Com um contrato assinado de dois anos, e sendo o único jogador na line, allu teve o trabalho de construir a ENCE vitoriosa que vemos hoje, pedaço a pedaço. Era um projeto a longo prazo, com um time de novos jogadores, pouco conhecidos do público e sem badalação.

O time inicia sua caminhada com bons resultados, chamando a atenção pelo estilo agressivo e solto pelos mapas. A equipe disputa competições menores e acumula títulos como GGBET Majestic, torneio que dava vaga direta ao ESL Cologne, VectoramaASUS ROG Finnish ChampionshipEPICENTER 2018 - Wild CardESEA Season 28: Premier Relegation.

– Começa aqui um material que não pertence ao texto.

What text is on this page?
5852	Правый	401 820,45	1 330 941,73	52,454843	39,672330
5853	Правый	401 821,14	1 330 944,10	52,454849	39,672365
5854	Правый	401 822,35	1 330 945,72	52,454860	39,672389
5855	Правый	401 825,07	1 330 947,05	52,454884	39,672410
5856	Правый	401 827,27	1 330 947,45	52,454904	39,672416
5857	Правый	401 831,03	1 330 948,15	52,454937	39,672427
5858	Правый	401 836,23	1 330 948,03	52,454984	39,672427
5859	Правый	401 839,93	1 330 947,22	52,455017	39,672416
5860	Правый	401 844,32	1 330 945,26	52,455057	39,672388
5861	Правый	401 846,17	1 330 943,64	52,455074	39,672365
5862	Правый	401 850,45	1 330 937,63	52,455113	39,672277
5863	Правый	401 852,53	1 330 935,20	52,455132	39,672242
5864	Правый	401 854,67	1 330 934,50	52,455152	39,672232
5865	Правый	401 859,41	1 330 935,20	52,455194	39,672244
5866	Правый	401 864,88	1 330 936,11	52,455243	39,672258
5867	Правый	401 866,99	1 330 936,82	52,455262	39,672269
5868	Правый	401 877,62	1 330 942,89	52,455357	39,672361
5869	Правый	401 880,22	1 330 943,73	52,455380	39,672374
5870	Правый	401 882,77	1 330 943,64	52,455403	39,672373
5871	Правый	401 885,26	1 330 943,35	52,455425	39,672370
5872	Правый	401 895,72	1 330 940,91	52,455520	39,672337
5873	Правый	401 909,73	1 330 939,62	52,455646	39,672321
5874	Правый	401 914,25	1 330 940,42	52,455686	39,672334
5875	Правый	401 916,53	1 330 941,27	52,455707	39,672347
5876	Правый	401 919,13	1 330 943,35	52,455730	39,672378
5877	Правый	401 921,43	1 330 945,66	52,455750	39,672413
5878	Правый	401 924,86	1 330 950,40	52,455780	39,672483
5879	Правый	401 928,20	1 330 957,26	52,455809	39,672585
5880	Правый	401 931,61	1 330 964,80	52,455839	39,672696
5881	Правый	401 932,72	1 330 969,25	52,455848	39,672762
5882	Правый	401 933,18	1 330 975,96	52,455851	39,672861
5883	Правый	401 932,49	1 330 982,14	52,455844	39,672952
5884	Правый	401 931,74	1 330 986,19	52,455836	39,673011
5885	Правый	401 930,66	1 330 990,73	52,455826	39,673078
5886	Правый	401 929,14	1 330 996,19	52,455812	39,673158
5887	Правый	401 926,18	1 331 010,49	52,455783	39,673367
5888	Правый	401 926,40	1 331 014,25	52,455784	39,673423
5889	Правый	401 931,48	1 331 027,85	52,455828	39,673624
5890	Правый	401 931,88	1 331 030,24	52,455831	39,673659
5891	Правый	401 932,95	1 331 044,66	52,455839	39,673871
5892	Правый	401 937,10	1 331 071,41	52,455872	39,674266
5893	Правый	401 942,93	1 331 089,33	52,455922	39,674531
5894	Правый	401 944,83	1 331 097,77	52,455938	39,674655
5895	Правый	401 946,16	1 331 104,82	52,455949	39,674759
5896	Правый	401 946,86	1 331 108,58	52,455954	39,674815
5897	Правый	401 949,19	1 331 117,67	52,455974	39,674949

O primeiro grande título do tradicional estandarte finlandês veio no StarSeries Season 6.

ENCE é campeã do StarSeries S6 | Foto: HLTV


A equipe seguiu empilhando títulos menores, como Assembly WinterDreamHack Open Winter e o Minor Europeu, resultando no maior feito da line até hoje, um segundo lugar durante o IEM Katowice Major 2019. A fantástica campanha teve direito a eliminação das poderosas Liquid e Natus Vincere, além de uma final contra a imbatível Astralis.

É bem verdade que a ENCE por si só é uma equipe repleta de grandes talentos, mas allu conseguiu encontrar seu espaço e ser um dos jogadores mais importantes do time. Com um rating de 1.15 em 2018, e 1.16 em 2019, o jogador finlandês ainda dá sinais de irregularidade, mas mostra que nunca é possível saber se o God allu aparecerá no servidor.

Os três tentarão levar suas equipes ao título em Nova York, basta ficarmos de olho se mais um sucesso chegará na carreira destes veteranos tão subestimados no cenário de Counter Strike.